Der britische Pharmakonzern AstraZeneca hat auch der erhöhten Übernahmeofferte des US-Rivalen Pfizer eine Absage erteilt. Das auf knapp 117 Mrd. Dollar aufgestockte Gebot bewertete das Unternehmen am Montag als zu niedrig.
Ob sich Pfizer weiter um AstraZeneca bemühen wird, ist damit unklar. Der Viagra-Hersteller bot zuletzt pro Aktie 55 Pfund und damit zehn Prozent mehr als zuvor. Zudem erhöhte Pfizer den Bargeld-Anteil der Offerte, um das Angebot schmackhafter zu machen.
Pfizer nannte das Angebot am Sonntagabend das allerletzte Wort und schloss eine feindliche Übernahme aus. AstraZeneca hatte den Rivalen Pfizer bereits zwei Mal abblitzen lassen. Zuletzt hatten die Amerikaner Anfang Mai 63 Mrd. und davor im Januar 59 Mrd. Pfund angeboten.
Pfizer unter Druck
Pfizer steht wegen des ablaufenden Patentschutzes für den Blutfettsenker Lipitor und das Potenzmittel Viagra vor schweren Zeiten. Mit AstraZeneca würde Pfizer eine Serie von Grossakquisitionen fortsetzen.

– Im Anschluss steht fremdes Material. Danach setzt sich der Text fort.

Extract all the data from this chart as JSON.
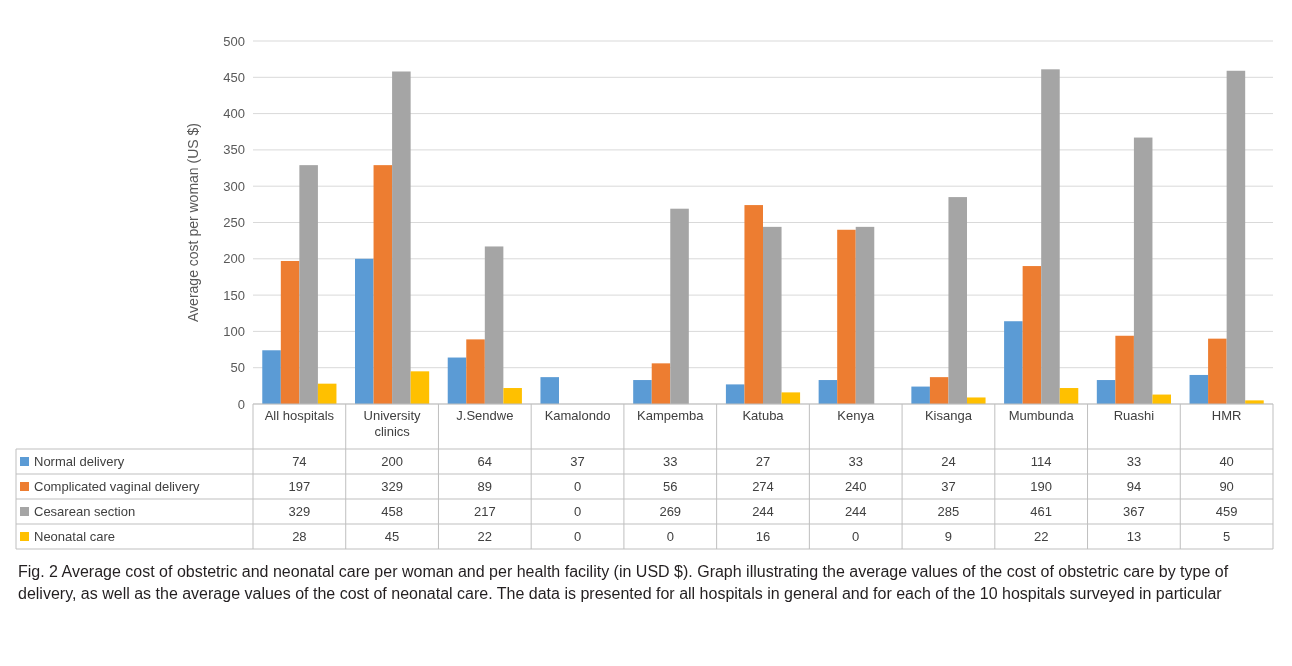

Ein Zusammenschluss würde Novartis vom Thron als weltgrössten Pharmaunternehmens stossen.
Pfizer ist vor allem an den vielversprechenden Krebsmitteln von AstraZeneca interessiert und erhofft sich zudem erhebliche Kostensenkungen und Steuervorteile. Sollte der Deal zustande kommen, wäre es die grösste Fusion in der Geschichte der Branche sowie die grösste Übernahme eines britischen Unternehmens durch einen ausländischen Bieter.
Die Übernahmepläne haben in Grossbritannien, Schweden und den USA bei Politikern und Öffentlichkeit die Furcht vor dem Verlust zahlreicher Arbeitsplätze geschürt. Pfizer ist bekannt dafür, nach Übernahmen im grossen Stil Stellen zu streichen. Pfizer hat jedoch vor allem in Grossbritannien weitreichende Zusagen gemacht, an der umfangreichen Forschung von AstraZeneca festzuhalten.
Pfizer käme derzeit eine grosse Übernahme im Ausland gelegen, weil der Konzern mehrere zehn Mrd. Dollar in der Kasse hat, die von ausländischen Töchtern verdient wurden. Wenn Pfizer dieses Geld in die USA zurückführt, werden hohe Steuern fällig.
Branche im Umbruch
Derzeit rollt eine Fusionswelle durch die Pharmabranche, weil sich die Konzerne wegen Patentabläufen der Konkurrenz durch Nachahmerprodukte stellen müssen und sie sich auch wegen der Kürzungen im staatlichen Gesundheitswesen umorientieren.
Novartis hat Spartenkäufe und -verkäufe im Wert von rund 27 Mrd. Dollar angekündigt. Bayer erhielt Anfang Mai den Zuschlag für das Geschäft mit rezeptfreien Mitteln und Gesundheitspräparaten des US-Konzerns Merck & Co für 10,4 Mrd. Dollar. Der letzte Mega-Deal in Deutschland geht auf das Jahr 2006 zurück. Damals schluckte Bayer für 17 Mrd. Euro Schering.